Slipperless Series (Book #1)(23)
For the next several minutes, I brought her up-to-date with my work on the Link Protocol and concluded with the meeting Gabe called earlier in the day. I explained how the competition worked and how the winner would receive a big raise and a promotion.
She listened intently. At least that was the case until I got to the part when I told her Gabe spoke to me in private after the meeting wrapped. For no sooner had I done so than my grandmother looked up at me in silence over the edges of her reading glasses, lips pursed.
“What?” I asked.
With a subtle smack of her mouth she said, “Are you sure this possible promotion is the only thing your boss is interested in?”
The space between my eyebrows wrinkled in confusion as I looked at her.
“What? I don’t understand what you mean.”
My grandmother raised her arm, extending an accusatory index finger in my direction in the process. “Romance in the workplace isn’t good idea, Fiona. In fact, it’s a terrible one.”
“What are you talking about? Who said anything about romance?”
As I finished speaking, she glared at me for several seconds. With her mouth closed, my grandmother slid her tongue across the front of her teeth in suspicion as I watched.
“What? Why are you looking at me like that?”
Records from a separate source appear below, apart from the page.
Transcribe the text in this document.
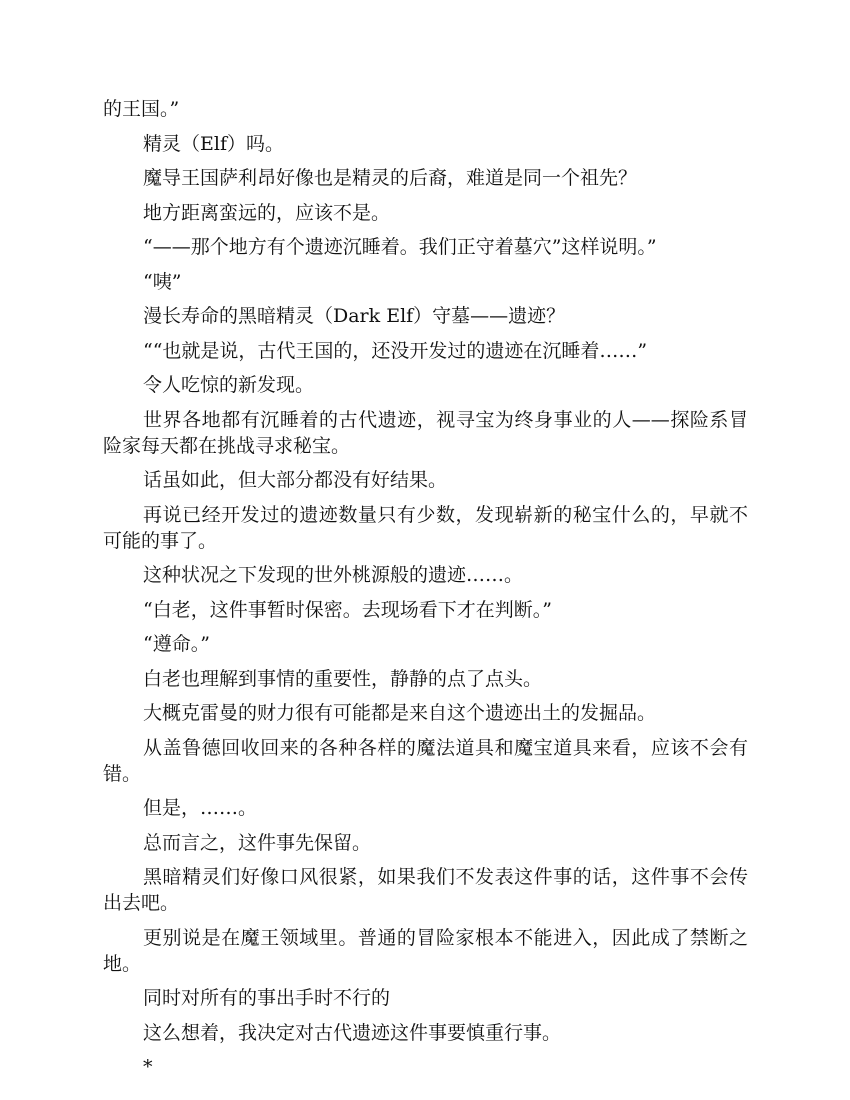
的王国。”

精灵（Elf）吗。

魔导王国萨利昂好像也是精灵的后裔，难道是同一个祖先？

地方距离蛮远的，应该不是。

“——那个地方有个遗迹沉睡着。我们正守着墓穴”这样说明。”

“咦”

漫长寿命的黑暗精灵（Dark Elf）守墓——遗迹？

““也就是说，古代王国的，还没开发过的遗迹在沉睡着……”

令人吃惊的新发现。

世界各地都有沉睡着的古代遗迹，视寻宝为终身事业的人——探险系冒险家每天都在挑战寻求秘宝。

话虽如此，但大部分都没有好结果。

再说已经开发过的遗迹数量只有少数，发现崭新的秘宝什么的，早就不可能的事了。

这种状况之下发现的世外桃源般的遗迹……。

“白老，这件事暂时保密。去现场看下才在判断。”

“遵命。”

白老也理解到事情的重要性，静静的点了点头。

大概克雷曼的财力很有可能都是来自这个遗迹出土的发掘品。

从盖鲁德回收回来的各种各样的魔法道具和魔宝道具来看，应该不会有错。

但是，……。

总而言之，这件事先保留。

黑暗精灵们好像口风很紧，如果我们不发表这件事的话，这件事不会传出去吧。

更别说是在魔王领域里。普通的冒险家根本不能进入，因此成了禁断之地。

同时对所有的事出手时不行的

这么想着，我决定对古代遗迹这件事要慎重行事。

*
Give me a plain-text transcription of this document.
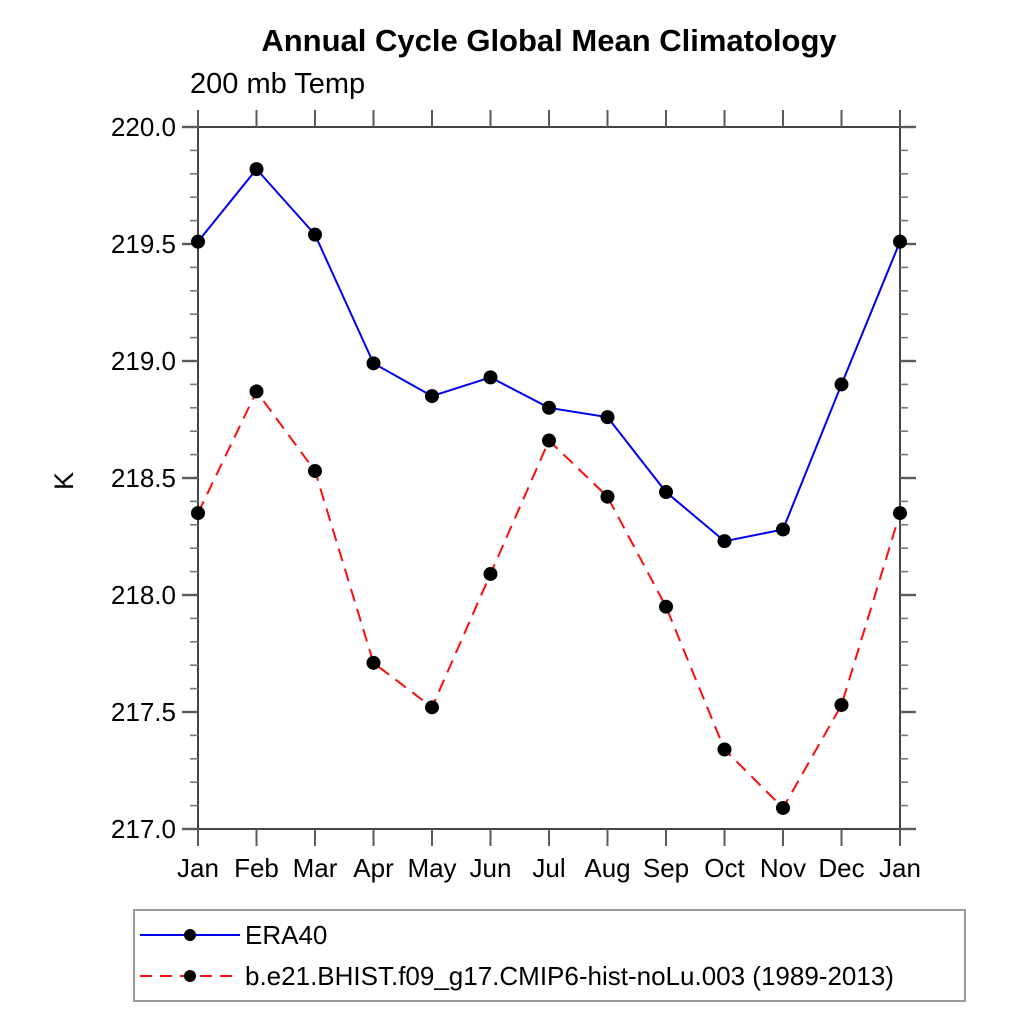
220.0
219.5
219.0
218.5
218.0
217.5
217.0
Jan Feb Mar Apr May Jun Jul Aug Sep Oct Nov Dec Jan
Annual Cycle Global Mean Climatology
200 mb Temp
K
ERA40
b.e21.BHIST.f09_g17.CMIP6-hist-noLu.003 (1989-2013)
“Come sit over here Fiona,” she said, as she patted on the mattress with her palm.
By now, I’d stopped eating as well. As she issued her command, I crossed my arms at my chest.
“No. I don’t need a lecture, if that’s what you’re thinking of doing.”
“It’s not, dear. I just want to talk about your boss’ sudden interest in you.”
I groaned, tilting my head upward at the same time. Straightening my arms, I closed my fingers tight around the sleeves of my shirt.
“My boss does not have a ‘sudden interest’ in me. Why don’t you believe me?”
“Come. Sit,” she ordered as she pointed at the mattress.
“Fine,” I grumbled. Carrying my tray with me, I got up from the chair and a moment later, plopped down at the foot of her bed. “Okay. I'm listening.”
“Well, let’s start at the beginning,” she said. Wiping at the tips of her fingers with her napkin, she laced her words with a tone of curiosity. “Why would he single you out do you suppose?”
“He told me why,” I replied, without hesitation. “Because he expects me to win and was offering me encouragement. Nothing more.”
“Oh, uh huh, I see,” she said, tenting her eyebrows at me. Shaking her head back and forth in a deliberate manner, she continued, “And, does that seem strange to you at all? That he would do such a thing?”
I swallowed hard as she finished her thought.
“No,” I scoffed. “What’s strange about it? Are you suggesting he doesn’t think I can do it on my own merit? Why are you assuming there’s some sexual undercurrent? When has that ever been the case with me and men? Hmm?”
My grandmother eased her head back into her pillow as her expression changed once again. Through squinted eyes she said, “My, my, you’re quite defensive aren’t you? You’re lying to me about something Fiona. Out with it.”
“I am not, I…”
She cut me off and said, “Are you having an office fling with your new boss!?”
“What!” I protested. “That’s... ridiculous! Of course not. It’s not like that, Gabe is just…”
“Oh, it’s Gabe is it?” she said with a sarcastic chuckle. “Mmm, hmm. I see.”
“What do you ‘see’?”
“Oh come now, Fiona. The man goes above and beyond to encourage you over everyone else, then you’re referring to him by his first name…”
“Of course I refer to him by his first name!” I exclaimed as I interrupted her. “When he introduced himself to me at the bar, he didn't do it as Mr. Hawkins and…”
As soon as the words sputtered from my lips, I reached up and slapped my palms against my mouth. As I did, my grandmother’s eyes widened. She clapped her hands in front of her face in a gesture of smug victory.
I rolled my eyes.
“So you met him the night before your interview?” she said, as the memory returned to her. “When you went out with your friends?”
Although I went out with them on occasion, to say we were ‘friends’ was quite a stretch.
Ellie’s parents hired me as a tutor when it looked as if she would flunk out in her freshman year. She dragged me kicking and screaming into socializing with her. After a time, I got used to it but aside from the occasional evening out, I didn’t spend much time with them.